Previously, the chief voting inspector at each of the county’s 175 precincts delivered a data stick from their ballot counting machines to five locations in the county, where the data then was sent over a central network to the main computer.

Merrill’s security move prohibits the voting data sticks from being processed at multiple locations, but his office has agreed to the two locations.

The chief election official will still deliver the sticks to one of the five locations, but they will not be processed there.

Instead, a county deputy will deliver the sticks to the downtown courthouse or Bessemer computers.

Paper copies of the precinct returns also still will be posted on the doors of each polling place and in the Birmingham courthouse jury assembly room, but the public should not look for updated election results as the evening goes on.

“We cannot stop the computers for updates or snapshots of the results,“ Naftel said. “We cannot waste the time.”

The measure is to ensure that results have not been contaminated, Naftel said. “So, election night is going to be slower this year.”

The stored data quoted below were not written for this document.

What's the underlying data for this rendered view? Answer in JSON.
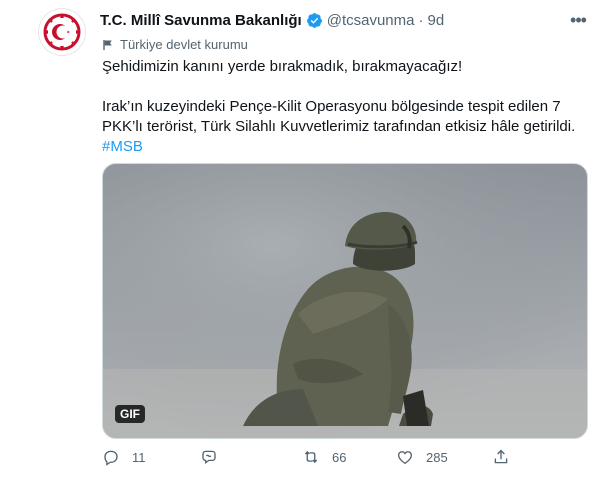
{
  "account": {
    "name": "T.C. Millî Savunma Bakanlığı",
    "handle": "@tcsavunma",
    "separator": "·",
    "time": "9d",
    "label": "Türkiye devlet kurumu"
  },
  "tweet": {
    "line1": "Şehidimizin kanını yerde bırakmadık, bırakmayacağız!",
    "line2": "Irak’ın kuzeyindeki Pençe-Kilit Operasyonu bölgesinde tespit edilen 7 PKK’lı terörist, Türk Silahlı Kuvvetlerimiz tarafından etkisiz hâle getirildi.",
    "hashtag": "#MSB"
  },
  "media": {
    "badge": "GIF"
  },
  "actions": {
    "reply_count": "11",
    "retweet_count": "66",
    "like_count": "285"
  },
  "colors": {
    "link": "#1d9bf0",
    "secondary": "#536471",
    "emblem": "#c8102e"
  },
  "icons": [
    "emblem-icon",
    "verified-badge-icon",
    "more-icon",
    "government-flag-icon",
    "reply-icon",
    "spaces-icon",
    "retweet-icon",
    "like-icon",
    "share-icon"
  ]
}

The five centers are at the Gardendale Civic Center, the Center Point courthouse, the Bessemer sheriff’s office, Trinity United Methodist Church in Homewood and the Birmingham courthouse.

On election night, the sheriff is by law in charge of all returns.

Jefferson has about 500,000 voters registered to vote across the county’s 175 polls.

On the brighter side, Naftel said the county has hired its poll workers, and they will undergo training next week. COVID forced the county to limit training sessions to only chief inspectors in 2020.

“Now after four years, we will ramp the polls back up,” he said.